Firstly, we extend the traditional dictionary learning and sparse coding algorithms onto hierarchical image representations in a principled way. To achieve dictionary atoms capture additional information from extended receptive fields and attain improved descriptive capacity, we present a two-pass multi-resolution cascade framework for dictionary learning and sparse coding. This cascade method allows collaborative reconstructions at different resolutions using only the same dimensional dictionary atoms. The jointly learned dictionary comprises atoms that adapt to the information available at the coarsest layer, where the support of atoms reaches a maximum range, and the residual images, where the supplementary details refine progressively a reconstruction objective. Our method generates flexible and accurate representations using only a small number of coefficients, and is efficient in computation.
In the following work, we propose to incorporate the traditional self-expressiveness property into deep learning to explore better representation for subspace clustering. This architecture is built upon deep auto-encoders, which non-linearly map the input data into a latent space. Our key idea is to introduce a novel self-expressive layer between the encoder and the decoder to mimic the ``self-expressiveness'' property that has proven effective in traditional subspace clustering. Being differentiable, our new self-expressive layer provides a simple but effective way to learn pairwise affinities between all data points through a standard back-propagation procedure. Being nonlinear, our neural-network based method is able to cluster data points having complex (often nonlinear) structures.
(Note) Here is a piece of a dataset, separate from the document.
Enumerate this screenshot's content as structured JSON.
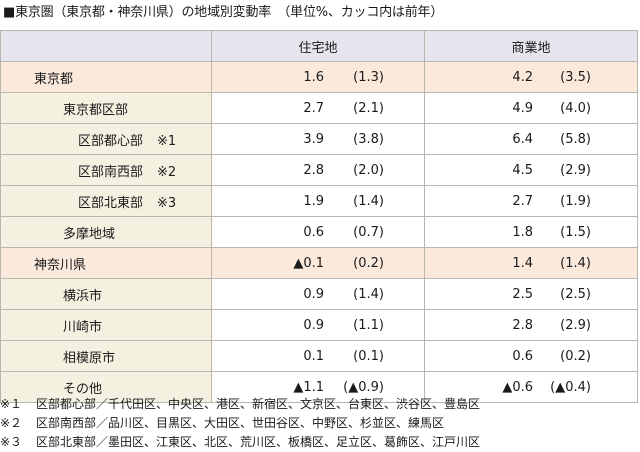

However, Subspace clustering algorithms are notorious for their scalability issues because building and processing large affinity matrices are demanding. We propose two methods to tackle this problem. One method is based on -Subspace Clustering, where we introduce a method that simultaneously learns an embedding space along subspaces within it to minimize a notion of reconstruction error, thus addressing the problem of subspace clustering in an end-to-end learning paradigm. This in turn frees us from the need of having an affinity matrix to perform clustering. The other way starts from using a feed forward network to replace the spectral clustering and learn the affinities of each data from "self-expressive" layer. We introduce the Neural Collaborative Subspace Clustering, where it benefits from a classifier which determines whether a pair of points lies on the same subspace under supervision of "self-expressive" layer. Essential to our model is the construction of two affinity matrices, one from the classifier and the other from a notion of subspace self-expressiveness, to supervise training in a collaborative scheme.
In summary, we make constributions on how to perform the unsupervised learning in several tasks in this thesis. It starts from traditional sparse coding and dictionary learning perspective in low-level vision. Then, we exploit how to incorporate unsupervised learning in convolutional neural networks without label information and make subspace clustering to large scale dataset. Furthermore, we also extend the clustering on dense prediction task (saliency detection)